Self-Identification Initiatives: What Leaders Need to Know Right Now

Companies seeking to build or strengthen an inclusive workplace culture want self-identification data to inform a range of talent management activities including recruiting and hiring, mentoring, leadership development and succession planning. By collecting and analyzing data that employees voluntarily provide, leaders can target areas for improvement and focus resources for the greatest impact in meeting their employees’ needs.

Self-identification takes a variety of forms. Certain employers must annually report to the federal government data such as total numbers of veterans and people with disabilities they employ. Many companies, however, have broadened the range of data they invite employees to self-identify, with the aim of deconstructing barriers to engagement and equity within the organization.

Obstacles to self-identification success

Yet, despite the noble purpose of self-identification initiatives, employees may not be keen to disclose their race, ethnicity, gender, sexual orientation, disability status and other demographic data. Fear of reprisal or of being made an example can prevent employees from revealing what they may consider private aspects of their identities. Employees must feel psychologically safe before sharing personal information.

Self-identification is complex and nuanced. Another obstacle among the modern workforce is that identity for some may be fluid and non-conforming. For example, researchers found “a broader acceptance of the fluidity and multiplicity of identity already exists among millennials and Gen Z, much more so than prior generations. Thirty-five percent of Gen Z and 25 percent of millennials know someone who uses a gender-neutral pronoun.”

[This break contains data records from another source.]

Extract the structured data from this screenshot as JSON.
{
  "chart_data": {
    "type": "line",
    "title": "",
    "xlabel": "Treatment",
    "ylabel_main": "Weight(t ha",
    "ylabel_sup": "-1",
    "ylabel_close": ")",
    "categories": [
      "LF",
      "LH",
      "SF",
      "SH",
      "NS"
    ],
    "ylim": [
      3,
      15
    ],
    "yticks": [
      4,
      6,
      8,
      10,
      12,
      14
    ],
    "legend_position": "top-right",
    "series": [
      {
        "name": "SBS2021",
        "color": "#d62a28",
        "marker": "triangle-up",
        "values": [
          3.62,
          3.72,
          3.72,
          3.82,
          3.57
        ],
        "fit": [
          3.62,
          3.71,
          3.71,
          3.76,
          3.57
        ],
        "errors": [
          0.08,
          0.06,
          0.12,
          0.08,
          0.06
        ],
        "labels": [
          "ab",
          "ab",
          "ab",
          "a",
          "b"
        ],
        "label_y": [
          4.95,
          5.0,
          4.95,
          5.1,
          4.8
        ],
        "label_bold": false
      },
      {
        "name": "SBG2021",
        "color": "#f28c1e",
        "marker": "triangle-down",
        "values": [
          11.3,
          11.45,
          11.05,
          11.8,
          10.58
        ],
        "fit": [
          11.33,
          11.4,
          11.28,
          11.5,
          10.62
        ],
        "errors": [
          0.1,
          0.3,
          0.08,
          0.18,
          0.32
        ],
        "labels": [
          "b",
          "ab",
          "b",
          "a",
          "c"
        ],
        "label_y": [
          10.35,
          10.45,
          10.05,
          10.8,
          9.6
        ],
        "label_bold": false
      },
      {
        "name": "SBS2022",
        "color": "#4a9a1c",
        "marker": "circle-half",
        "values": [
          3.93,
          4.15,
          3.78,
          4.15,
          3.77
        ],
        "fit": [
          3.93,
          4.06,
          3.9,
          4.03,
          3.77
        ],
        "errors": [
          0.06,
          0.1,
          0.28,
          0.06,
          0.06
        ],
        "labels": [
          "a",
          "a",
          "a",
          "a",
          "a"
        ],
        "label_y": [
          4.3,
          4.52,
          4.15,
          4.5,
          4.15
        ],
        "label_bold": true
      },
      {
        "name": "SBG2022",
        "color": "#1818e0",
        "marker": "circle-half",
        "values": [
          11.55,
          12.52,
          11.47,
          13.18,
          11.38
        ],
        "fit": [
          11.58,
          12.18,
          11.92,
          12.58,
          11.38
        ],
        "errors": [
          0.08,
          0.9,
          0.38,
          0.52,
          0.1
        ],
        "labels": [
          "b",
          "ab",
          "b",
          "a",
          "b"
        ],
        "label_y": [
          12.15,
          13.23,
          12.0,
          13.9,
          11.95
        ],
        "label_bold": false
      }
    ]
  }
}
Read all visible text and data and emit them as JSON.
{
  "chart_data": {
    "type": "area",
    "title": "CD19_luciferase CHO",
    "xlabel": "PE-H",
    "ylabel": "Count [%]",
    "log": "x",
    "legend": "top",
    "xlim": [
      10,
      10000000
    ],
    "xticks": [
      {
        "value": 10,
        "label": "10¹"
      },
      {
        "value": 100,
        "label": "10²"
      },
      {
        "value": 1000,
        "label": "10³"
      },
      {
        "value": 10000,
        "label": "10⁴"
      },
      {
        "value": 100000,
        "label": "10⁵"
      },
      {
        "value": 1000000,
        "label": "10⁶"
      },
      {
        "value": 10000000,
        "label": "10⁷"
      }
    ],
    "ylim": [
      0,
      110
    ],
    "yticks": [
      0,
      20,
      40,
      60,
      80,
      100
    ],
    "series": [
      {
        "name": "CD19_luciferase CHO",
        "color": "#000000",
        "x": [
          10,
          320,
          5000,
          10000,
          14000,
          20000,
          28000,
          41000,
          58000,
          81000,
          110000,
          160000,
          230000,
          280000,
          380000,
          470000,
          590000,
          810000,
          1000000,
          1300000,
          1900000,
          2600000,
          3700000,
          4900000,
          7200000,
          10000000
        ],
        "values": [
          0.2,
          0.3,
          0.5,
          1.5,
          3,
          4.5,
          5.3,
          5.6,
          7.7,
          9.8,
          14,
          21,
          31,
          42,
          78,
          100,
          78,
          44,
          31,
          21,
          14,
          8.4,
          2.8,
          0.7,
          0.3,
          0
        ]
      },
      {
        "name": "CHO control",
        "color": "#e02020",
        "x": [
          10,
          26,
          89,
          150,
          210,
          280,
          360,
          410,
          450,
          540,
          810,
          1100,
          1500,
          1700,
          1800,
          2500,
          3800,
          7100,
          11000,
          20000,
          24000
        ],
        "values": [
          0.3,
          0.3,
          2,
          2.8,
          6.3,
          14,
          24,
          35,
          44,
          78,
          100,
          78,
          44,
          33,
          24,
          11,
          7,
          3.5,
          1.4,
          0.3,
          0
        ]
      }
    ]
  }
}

The best employers are moving beyond check-the-box activities toward making self-identification part of the overall employee experience in their organizations. They want employees to see tangible benefits as a result of self-identification, whether that be in additional resource groups or new programs.

In our practice, we advise leaders to develop a strategic communications plan that allows self-identification to be woven into the fabric of the company culture. It includes listening and learning, bringing a change-ready mindset to the process, and developing compelling content that equips managers and employees to learn together.

We recommend the following best practices before launching a self-identification initiative:

Listen and Learn: Connect with key stakeholders and company influencers. You will find them in leadership positions in Employee Resource Groups and Diversity Councils. They are your Human Resources business partners and your Corporate Communications practitioners. Be sure to include in your conversations acknowledged naysayers and devil’s advocates in the organization. Listen to learn. Do not judge, explain, compare, or relate. Ask employees to identify obstacles to self-identification and encourage them to offer suggestions for overcoming the obstacles. Find out which messages resonate, and which ones repel. Use this information to build the data collection tool, which may be an anonymous stand-alone survey, inclusion in the annual employee engagement survey, or entries in your human resources information system.

Be Change-Ready: A successful self-identification initiative is actually a change management initiative. We advise approaching the project with the tools and resources of a change management practitioner. Identify an executive sponsor, select, and train change champions from among employee volunteers, and equip managers to communicate the purpose and goals of the program directly to their teams. Including people throughout the organization gives you the benefit of their thinking and perspectives and allows you to create content that is authentic and impactful.

Communicate to Educate: Companies that seek to inform and educate employees about the rationale and benefits of self-identification will have better outcomes than those that don’t. Invite, don’t push.

A strategic communication plan that makes use of the organization’s existing channels and platforms and offers intelligent, interesting content delivered in snackable, shareable formats will engage employees in understanding the company’s point of view and give them the information they need to make up their own minds.

Our recommendations are borne out in a recent study, noted that 80 percent of companies used communication campaigns to raise awareness and amplify the message throughout the organization.

Self-identification builds an inclusive workplace culture

Leaders need to plan beyond the check-the-box approach. We recommend an ongoing communication strategy that measures engagement, reports the aggregated results of the data-gathering to managers and employees, and commits the organization to actions that will build and enhance an inclusive workplace culture. Going forward, self-identification must be operationalized, including it as a natural part of recruiting candidates and onboarding new hires. In doing so, leaders signal that the organization is one where diversity of experience, thought and identify is respected and valued. When employees know it is safe to share, they will.